No jakżesz-Ciebie Izo też,naturalnie to dotyczy!
No jakżesz-Ciebie Izo też,naturalnie to dotyczy!
WUKA
www.wukowiersze.pl
WUKA- w wekendy z doswiadczenia wiem, ze zadne spotkania nie wypalają w Wawie.... więc nawet nie proponuję
Co do mojego ewentualnego wyjazdu gdziekolwkiek... to niestety ale na razie nie mozemy nigdzie jezdzic - za duzo rzeczy mamy do zalatwienia... a maj coraz blizej ;] - moje podroze to jedynie Wawa-Lbn
Pozdrawiam
KaHa
i do zobaczenia gdzies na szlaku :-D
W Warszawie przebywa sporo osób, które tu tylko pracują albo uczą się. W piątek po południu lub wieczorem wyjeżdżają do swoich miejscowości stałego zamieszkania, nieraz dość odległych. Wracają w nocy z niedzieli na poniedziałek, albo dopiero w poniedziałek rano.
PS
A Ty, Andrzeju, to sobie nie żartuj z tą liczbą dni tygodnia. Swego czasu z problemem tym borykała się nauka radziecka, Akademia Nauk b. ZSRR. Uczeni nie mogli zrozumieć anomalii, że od poniedziałku do środy jest tylko 3 dni, a od środy do poniedziałku aż 6 (w obu przypadkach wliczając poniedziałek i środę).
Serdecznie pozdrawiam
Stały Bywalec.
Pozdrawia Was także mój druh
Jastrząb z Otrytu
Andrzej... a dla Ciebie weekend to co jest? poniedziałek i wtorek? przecież napisałam wyjaśnienie... Trzeba po prostu uważniej czytać
Pozdrówki...
Mam wrazenie, ze i tak ze spotkania nici.... Może nawet nie ma co tego tematu ciągnąc.... ehhhh....

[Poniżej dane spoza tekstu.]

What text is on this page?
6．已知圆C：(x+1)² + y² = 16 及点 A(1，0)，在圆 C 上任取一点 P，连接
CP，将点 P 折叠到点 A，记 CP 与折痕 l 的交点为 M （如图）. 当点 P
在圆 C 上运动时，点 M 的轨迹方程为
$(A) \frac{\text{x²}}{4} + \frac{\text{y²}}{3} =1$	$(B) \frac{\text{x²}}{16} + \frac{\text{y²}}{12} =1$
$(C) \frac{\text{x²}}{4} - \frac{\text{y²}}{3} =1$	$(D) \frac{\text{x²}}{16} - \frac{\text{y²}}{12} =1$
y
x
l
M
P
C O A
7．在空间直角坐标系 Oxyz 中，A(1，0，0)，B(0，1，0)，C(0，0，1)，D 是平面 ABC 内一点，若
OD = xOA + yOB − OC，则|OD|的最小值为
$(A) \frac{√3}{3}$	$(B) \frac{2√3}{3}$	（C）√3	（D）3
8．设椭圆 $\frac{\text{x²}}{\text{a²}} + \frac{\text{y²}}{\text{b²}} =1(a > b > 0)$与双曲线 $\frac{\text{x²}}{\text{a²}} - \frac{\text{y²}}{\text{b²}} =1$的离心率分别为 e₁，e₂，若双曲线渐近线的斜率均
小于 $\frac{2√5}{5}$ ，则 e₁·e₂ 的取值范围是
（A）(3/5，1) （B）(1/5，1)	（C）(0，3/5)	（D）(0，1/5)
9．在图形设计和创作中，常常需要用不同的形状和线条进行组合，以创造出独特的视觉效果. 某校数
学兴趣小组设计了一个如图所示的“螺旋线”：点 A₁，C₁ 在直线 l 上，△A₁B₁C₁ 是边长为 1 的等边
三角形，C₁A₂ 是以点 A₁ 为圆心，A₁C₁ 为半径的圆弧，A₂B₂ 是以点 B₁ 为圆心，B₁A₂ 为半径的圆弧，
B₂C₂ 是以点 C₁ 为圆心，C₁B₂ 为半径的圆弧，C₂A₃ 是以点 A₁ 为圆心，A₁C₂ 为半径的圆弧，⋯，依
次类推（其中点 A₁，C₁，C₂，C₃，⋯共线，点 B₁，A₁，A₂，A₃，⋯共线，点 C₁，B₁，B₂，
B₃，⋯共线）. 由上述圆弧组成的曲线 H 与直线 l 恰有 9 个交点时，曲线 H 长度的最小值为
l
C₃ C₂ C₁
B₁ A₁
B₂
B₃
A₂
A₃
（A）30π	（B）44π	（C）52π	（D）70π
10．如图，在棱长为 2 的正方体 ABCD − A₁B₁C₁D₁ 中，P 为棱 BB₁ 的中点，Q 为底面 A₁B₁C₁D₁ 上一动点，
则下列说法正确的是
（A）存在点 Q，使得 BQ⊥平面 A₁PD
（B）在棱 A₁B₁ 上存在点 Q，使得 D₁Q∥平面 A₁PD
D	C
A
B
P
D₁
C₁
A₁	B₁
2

Derty wracaj do stolicy !!!!
Pozdrawiam
KaHa
i do zobaczenia gdzies na szlaku :-D
To, co napiszę, pozostaje poza głównym tematem, ale nie mogę powstrzymać wspomnień.
Trasę Warszawa - Lublin pokonywałem (tam i z powrotem) raz w tygodniu w latach 1987-92 (5 lat !). Głównie pociągiem. Swoją małą ciężarówkę 126p parkowałem w Lublinie, aby służyła na sobotnie lub niedzielne podmiejskie wycieczki z małym dzieckiem.
Moja małzonka pochodzi bowiem z Lublina i w latach 1987-90 przebywała tam z naszą córeczką na urlopie wychowawczym u teściów. Co tydzień tam dojeżdżałem.
Potem ów urlop się jej skończył i aż do lata 1992 r. dojeżdżaliśmy do córki juz obydwoje (mieszkanie dostaliśmy dopiero w 1992 r., wcześniej musielibyśmy się gnieździć we trójkę w moim tzw. M-1 o pow. użytkowej "aż" 18 m kw.).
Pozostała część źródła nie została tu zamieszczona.